Ах, так? Ну, держитесь! И я запела. Мне не дали добраться даже до конца первого куплета. Дэн, всхлипывая, сполз на пол, Шес дико ржал, уже абсолютно не скрываясь, а мой, с позволения сказать друг, эта зараза Романыч, потребовал пристрелить меня, дабы не мучилась и не мучила остальных. Я с запозданием сообразила, что даже если этот паразит и в самом деле поет, сломанная рука вряд ли может ему в этом помешать, а значит, надо мной открыто и со вкусом поиздевались. Судя по всему, прослушивание я с громким треском провалила. Что практически сразу же подтвердил Хан:
- Вика, это было шедеврально.
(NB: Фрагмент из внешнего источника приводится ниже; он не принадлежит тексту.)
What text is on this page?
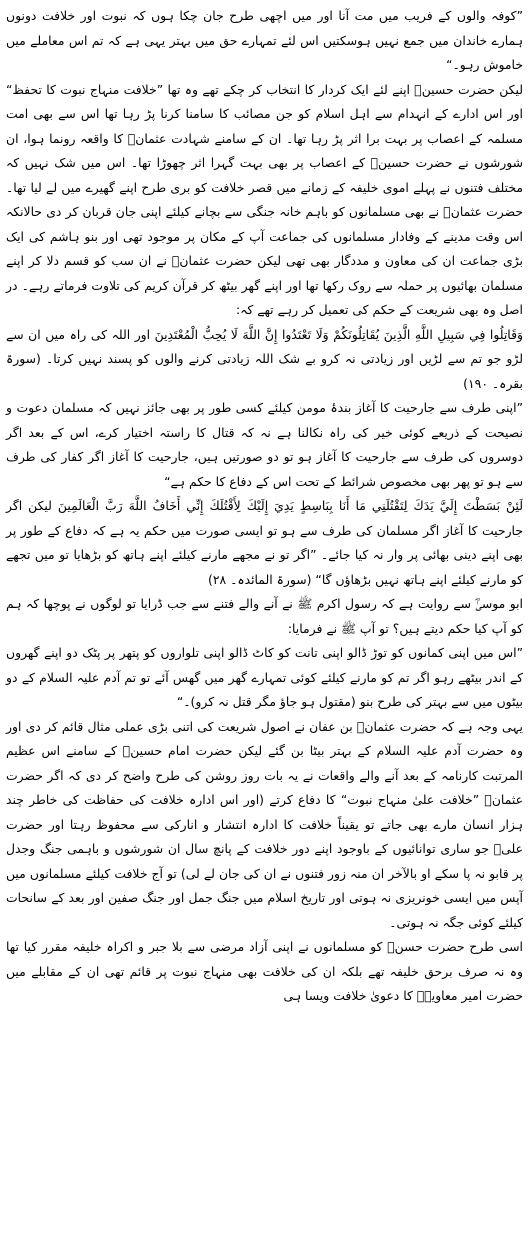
”کوفہ والوں کے فریب میں مت آنا اور میں اچھی طرح جان چکا ہوں کہ نبوت اور خلافت دونوں ہمارے خاندان میں جمع نہیں ہوسکتیں اس لئے تمہارے حق میں بہتر یہی ہے کہ تم اس معاملے میں خاموش رہو۔“

لیکن حضرت حسینؓ اپنے لئے ایک کردار کا انتخاب کر چکے تھے وہ تھا ”خلافت منہاج نبوت کا تحفظ“ اور اس ادارے کے انہدام سے اہل اسلام کو جن مصائب کا سامنا کرنا پڑ رہا تھا اس سے بھی امت مسلمہ کے اعصاب پر بہت برا اثر پڑ رہا تھا۔ ان کے سامنے شہادت عثمانؓ کا واقعہ رونما ہوا، ان شورشوں نے حضرت حسینؓ کے اعصاب پر بھی بہت گہرا اثر چھوڑا تھا۔ اس میں شک نہیں کہ مختلف فتنوں نے پہلے اموی خلیفہ کے زمانے میں قصر خلافت کو بری طرح اپنے گھیرے میں لے لیا تھا۔ حضرت عثمانؓ نے بھی مسلمانوں کو باہم خانہ جنگی سے بچانے کیلئے اپنی جان قربان کر دی حالانکہ اس وقت مدینے کے وفادار مسلمانوں کی جماعت آپ کے مکان پر موجود تھی اور بنو ہاشم کی ایک بڑی جماعت ان کی معاون و مددگار بھی تھی لیکن حضرت عثمانؓ نے ان سب کو قسم دلا کر اپنے مسلمان بھائیوں پر حملہ سے روک رکھا تھا اور اپنے گھر بیٹھ کر قرآن کریم کی تلاوت فرماتے رہے۔ در اصل وہ بھی شریعت کے حکم کی تعمیل کر رہے تھے کہ:

وَقَاتِلُوا فِي سَبِيلِ اللَّهِ الَّذِينَ يُقَاتِلُونَكُمْ وَلَا تَعْتَدُوا إِنَّ اللَّهَ لَا يُحِبُّ الْمُعْتَدِينَ اور اللہ کی راہ میں ان سے لڑو جو تم سے لڑیں اور زیادتی نہ کرو بے شک اللہ زیادتی کرنے والوں کو پسند نہیں کرتا۔ (سورۃ بقرہ۔ ۱۹۰)

”اپنی طرف سے جارحیت کا آغاز بندۂ مومن کیلئے کسی طور پر بھی جائز نہیں کہ مسلمان دعوت و نصیحت کے ذریعے کوئی خیر کی راہ نکالنا ہے نہ کہ قتال کا راستہ اختیار کرے، اس کے بعد اگر دوسروں کی طرف سے جارحیت کا آغاز ہو تو دو صورتیں ہیں، جارحیت کا آغاز اگر کفار کی طرف سے ہو تو پھر بھی مخصوص شرائط کے تحت اس کے دفاع کا حکم ہے“

لَئِنْ بَسَطْتَ إِلَيَّ يَدَكَ لِتَقْتُلَنِي مَا أَنَا بِبَاسِطٍ يَدِيَ إِلَيْكَ لِأَقْتُلَكَ إِنِّي أَخَافُ اللَّهَ رَبَّ الْعَالَمِينَ لیکن اگر جارحیت کا آغاز اگر مسلمان کی طرف سے ہو تو ایسی صورت میں حکم یہ ہے کہ دفاع کے طور پر بھی اپنے دینی بھائی پر وار نہ کیا جائے۔ ”اگر تو نے مجھے مارنے کیلئے اپنے ہاتھ کو بڑھایا تو میں تجھے کو مارنے کیلئے اپنے ہاتھ نہیں بڑھاؤں گا“ (سورۃ المائدہ۔ ۲۸)

ابو موسیٰؓ سے روایت ہے کہ رسول اکرم ﷺ نے آنے والے فتنے سے جب ڈرایا تو لوگوں نے پوچھا کہ ہم کو آپ کیا حکم دیتے ہیں؟ تو آپ ﷺ نے فرمایا:

”اس میں اپنی کمانوں کو توڑ ڈالو اپنی تانت کو کاٹ ڈالو اپنی تلواروں کو پتھر پر پٹک دو اپنے گھروں کے اندر بیٹھے رہو اگر تم کو مارنے کیلئے کوئی تمہارے گھر میں گھس آئے تو تم آدم علیہ السلام کے دو بیٹوں میں سے بہتر کی طرح بنو (مقتول ہو جاؤ مگر قتل نہ کرو)۔“

یہی وجہ ہے کہ حضرت عثمانؓ بن عفان نے اصول شریعت کی اتنی بڑی عملی مثال قائم کر دی اور وہ حضرت آدم علیہ السلام کے بہتر بیٹا بن گئے لیکن حضرت امام حسینؓ کے سامنے اس عظیم المرتبت کارنامہ کے بعد آنے والے واقعات نے یہ بات روز روشن کی طرح واضح کر دی کہ اگر حضرت عثمانؓ ”خلافت علیٰ منہاج نبوت“ کا دفاع کرتے (اور اس ادارہ خلافت کی حفاظت کی خاطر چند ہزار انسان مارے بھی جاتے تو یقیناً خلافت کا ادارہ انتشار و انارکی سے محفوظ رہتا اور حضرت علیؓ جو ساری توانائیوں کے باوجود اپنے دور خلافت کے پانچ سال ان شورشوں و باہمی جنگ وجدل پر قابو نہ پا سکے او بالآخر ان منہ زور فتنوں نے ان کی جان لے لی) تو آج خلافت کیلئے مسلمانوں میں آپس میں ایسی خونریزی نہ ہوتی اور تاریخ اسلام میں جنگ جمل اور جنگ صفین اور بعد کے سانحات کیلئے کوئی جگہ نہ ہوتی۔

اسی طرح حضرت حسنؓ کو مسلمانوں نے اپنی آزاد مرضی سے بلا جبر و اکراہ خلیفہ مقرر کیا تھا وہ نہ صرف برحق خلیفہ تھے بلکہ ان کی خلافت بھی منہاج نبوت پر قائم تھی ان کے مقابلے میں حضرت امیر معاویہؓ کا دعویٰ خلافت ویسا ہی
Но, к сожалению...
Что там “к сожалению”, он сказать не успел, потому что его самым наглым образом перебил Шес:
- Хан, она остается, – и, глядя на меня с прямо-таки маниакальным блеском в глазах, “пояснил”: – Я ее хочу.
- Хозяин – барин, – тут же согласился бритоголовый и, повернувшись к Дэну, добавил: – Звони Гудвину и Димону, у нас есть ударник.
Я смотрела на них, все еще не веря в происходящее. Я же этого и хотела, да? Так почему мне кажется, что я крупно, прямо-таки катастрофически, влипла?
====== Глава 6 ======
Ну, предчувствия предчувствиями, а работу я-таки получила, так что, засунув свою интуицию подальше и понадежнее и выпихнув вперед свое второе счастье, в смысле – наглость, решила поинтересоваться материальной стороной вопроса:
- Так, значит, вы меня возьмете?
Шес, обсуждавший в это время что-то с Боженовым, хитро ухмыльнулся и непонятно уточнил:
- Мы? Все, что ли? – да у него еще и мания величия? Хочет подчеркнуть, что он такой крутой и столь серьезные решения принимает единолично? Ну ладно, мне что, подыграть его самомнению сложно?
- Хорошо. Ты меня возьмешь?
- Что, прям здесь? – зеленые глаза округлились в деланном испуге, но тут же сощурились назад, когда Дэн, коротко ругнувшись, отвесил ему смачный подзатыльник, заставив ударника зашипеть. Очень надеюсь, что не только от неожиданности.
Пошляк хренов, да что он себе позволяет? От тирады по поводу кое-чьего спермотоксикоза меня удержало только понимание, что этот спор мне точно не выиграть. Судя по всему, язык у этой ехидны подвешен что надо, а подобные баталии – его любимое развлечение. Одно радует, точнее два – во-первых, остальные, кажется, вполне вменяемые, хотя, признаться, и со странностями, а, во-вторых, все это только на пару дней, как-нибудь вытерплю, не кисейная барышня, чай. А потом пускай катится ко всем чертям упражняться в изящной словесности на ком-нибудь другом. Мне деньги нужны, и это – не самый тяжелый способ их заработать. Медленно выпустив воздух сквозь сцепленные зубы и теперь уже тщательно взвешивая каждое слово, я продолжила:
- А теперь серьезно – кто мне заплатит?
- Гудвин, – ответил Хан, поморщившись и отодвинувшись от возившихся на диване панка и солнышка.
- Когда? Я предпочитаю сегодня, но если это проблема, можно завтра утром, – знаю, наглость – мое второе имя, но хочешь жить – умей вертеться.